Kristoffer Borgli, regista, montatore e sceneggiatore norvegese, con il suo Sick of myself ha dimostrato di avere molto da raccontare. Il titolo gioca sull’ambivalenza dell’espressione inglese “beeing sick of something”, ovvero “averne abbastanza di qualcosa”. Tuttavia il significato letterale di “sick” è “malato/a”. Il titolo Sick of myself può essere interpretato in due maniere: “ne ho abbastanza di me stessa” oppure “malata di me stessa”.
Il tema del doppio, già suggerito dal titolo del film, ricorre per tutta la sua durata. La protagonista Signe ha trent’anni e convive col suo fidanzato Thomas, un artista in rampa di lancio. Signe ha un’esistenza mediocre. Lavora come commessa in una sorta di Starbucks e non ha aspirazioni professionali.
Gli impegni lavorativi del compagno, che siano galà, shooting promozioni o quant’altro invadono i suoi spazi personali. Il lavoro, concretamente, viene portato a casa, come fosse un enorme mobile piazzato al centro di una stanza. Ingombrante.
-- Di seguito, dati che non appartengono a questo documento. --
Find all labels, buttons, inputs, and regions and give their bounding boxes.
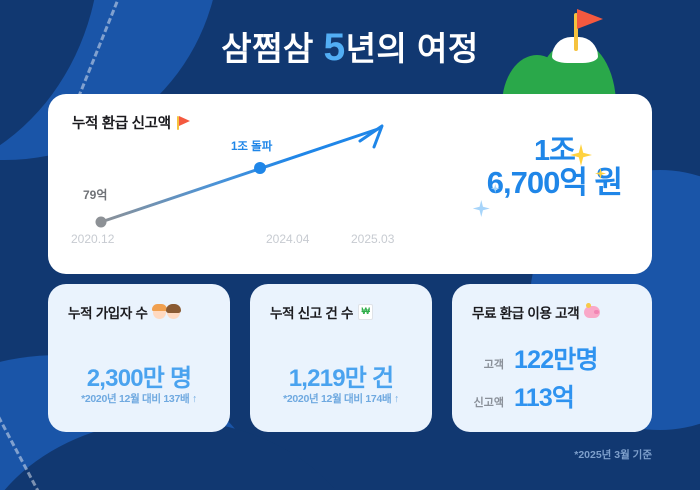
- total-refund-amount: 1조 6,700억 원: [487, 136, 622, 200]
- chart-xtick-2025-03: 2025.03: [351, 232, 394, 246]
- free-refund-row-customers: 고객 122만명: [470, 340, 598, 376]
- sparkle-icon-1: [570, 144, 592, 166]
- page-title-suffix: 년의 여정: [346, 30, 479, 67]
- free-refund-customers-label: 무료 환급 이용 고객: [472, 302, 600, 322]
- chart-point-label-2024-04: 1조 돌파: [231, 138, 272, 154]
- sparkle-icon-4: [491, 184, 500, 193]
- chart-xtick-2020-12: 2020.12: [71, 232, 114, 246]
- footer-note: *2025년 3월 기준: [574, 447, 652, 462]
- free-refund-customers-label-text: 무료 환급 이용 고객: [472, 302, 579, 322]
- total-refund-amount-line1: 1조: [487, 136, 622, 167]
- cumulative-filings-label-text: 누적 신고 건 수: [270, 302, 353, 322]
- cumulative-filings-note: *2020년 12월 대비 174배 ↑: [250, 391, 432, 406]
- growth-line-chart: 79억 1조 돌파 2020.12 2024.04 2025.03: [48, 94, 468, 274]
- cumulative-subscribers-card: 누적 가입자 수 2,300만 명 *2020년 12월 대비 137배 ↑: [48, 284, 230, 432]
- free-refund-row-amount-key: 신고액: [470, 394, 504, 410]
- sparkle-icon-2: [595, 168, 606, 179]
- cumulative-subscribers-value: 2,300만 명: [48, 358, 230, 393]
- chart-point-2024-04: [254, 162, 266, 174]
- cumulative-subscribers-label: 누적 가입자 수: [68, 302, 180, 322]
- chart-arrowhead-icon: [360, 126, 382, 147]
- sparkle-icon-3: [473, 200, 490, 217]
- growth-line-chart-svg: [48, 94, 468, 274]
- chart-point-label-2020-12: 79억: [83, 186, 107, 203]
- chart-point-2020-12: [96, 217, 107, 228]
- page-title-highlight: 5: [323, 26, 345, 69]
- page-title: 삼쩜삼 5년의 여정: [0, 22, 700, 70]
- free-refund-row-amount-value: 113억: [514, 378, 574, 414]
- people-icon: [153, 306, 180, 319]
- piggy-bank-icon: [584, 306, 600, 318]
- infographic-canvas: 삼쩜삼 5년의 여정 누적 환급 신고액: [0, 0, 700, 490]
- money-note-icon: ₩: [358, 304, 373, 320]
- free-refund-row-amount: 신고액 113억: [470, 378, 574, 414]
- cumulative-filings-value: 1,219만 건: [250, 358, 432, 393]
- page-title-prefix: 삼쩜삼: [221, 30, 323, 67]
- cumulative-filings-label: 누적 신고 건 수 ₩: [270, 302, 373, 322]
- cumulative-subscribers-note: *2020년 12월 대비 137배 ↑: [48, 391, 230, 406]
- cumulative-filings-card: 누적 신고 건 수 ₩ 1,219만 건 *2020년 12월 대비 174배 …: [250, 284, 432, 432]
- free-refund-customers-card: 무료 환급 이용 고객 고객 122만명 신고액 113억: [452, 284, 652, 432]
- cumulative-subscribers-label-text: 누적 가입자 수: [68, 302, 148, 322]
- cumulative-refund-card: 누적 환급 신고액 79억 1조 돌파: [48, 94, 652, 274]
- free-refund-row-customers-value: 122만명: [514, 340, 598, 376]
- chart-xtick-2024-04: 2024.04: [266, 232, 309, 246]
- free-refund-row-customers-key: 고객: [470, 356, 504, 372]
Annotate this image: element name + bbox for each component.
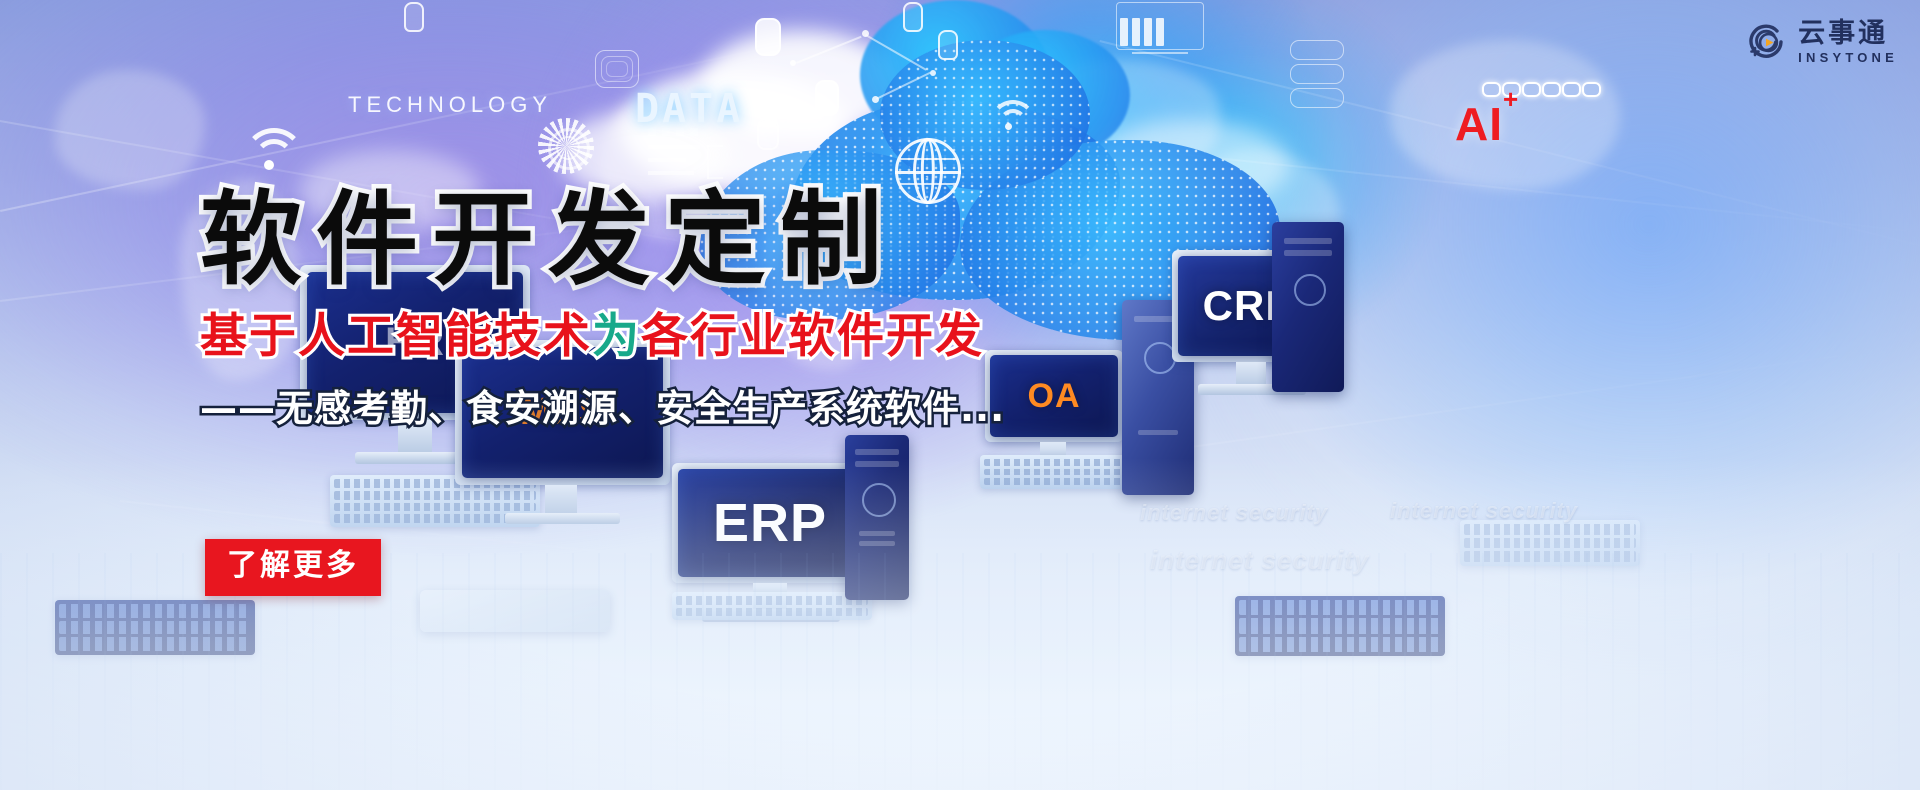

Signe vive nell’ombra di Thomas in cerca di attenzioni. È un pesce fuor d’acqua, non perché sia incapace a interagire col prossimo, quanto più perché non ha una propria voce. Sceglie quindi di trovarla nella compassione del prossimo, e nella sua ipocrisia.
Signe si ammala e si sfregia volontariamente, per sentirsi finalmente osservata. Ma l’ipocrisia, dove risiede? Nell’inclusività forzata dell’ambiente artistico di Oslo che la porta a sé sfruttandone l’immagine? Nel complesso del buon samaritano che ci colpisce sempre tutti? O forse l’ipocrisia è solo una barriera che avvicina e separa conflittualmente gli uomini in un gioco perverso?
Sono tutte domande le cui risposte possono essere pescate in Sick of myself, che è una rappresentazione sentita e orrorifica del nostro presente cinematografico e sociologico.
La protagonista viene avvicinata al mondo della pubblicità di moda per via delle piaghe che le solcano il volto. La sua imperfezione diventa per i pubblicitari un meccanismo di lucro. Quando invece le condizioni di salute di Signe si aggravano viene rifiutata dalla moda, metaforicamente dal cinema, e sostituita da un’altra modella con una deformazione fisica più “vendibile” della sua.
I corpi, come le identità, diventano merce. Il mercato nero delle multinazionali mercifica diversità. Ma soltanto quella. Quando la diversa diventa mostro, quello non viene accolto. La parabola di Signe diventa un viaggio negli abissi dell’industria cinematografica, che adotta emarginati solo per il proprio tornaconto personale, quando questi tentano di essere autentici, vengono scartati. L’industria è senza controllo, distrugge sperando di creare, e Sick of myself non fa sconti di omertà a riguardo.
Sul fronte sociologico invece l’opera seconda di Borgli è una fotografia personale, ma comunitaria, di Millennials e Generazione Z, ormai legate all’idea di dover cercare attenzioni attraverso il dolore fisico e psicologico. Il mondo del film pullula di sensazionalisti di mestiere, alla costante ricerca di nuovi orrori da rendere trend per i media.
Nonostante l’animo da dramma d’essay, molto, tanto vicino al cinema di Joaquim Trier (Thelma, La persona peggiore del mondo, Oslo 31. august) Sick of myself riesce dove in molti falliscono: diventare horror senza avvalersi di elementi paranormali e grotteschi in senso stretto.
Il grottesco qui è un derivato delle perversioni di una generazione che fa fatica a guardarsi allo specchio, e che quindi, lo specchio, sceglie di frantumarlo.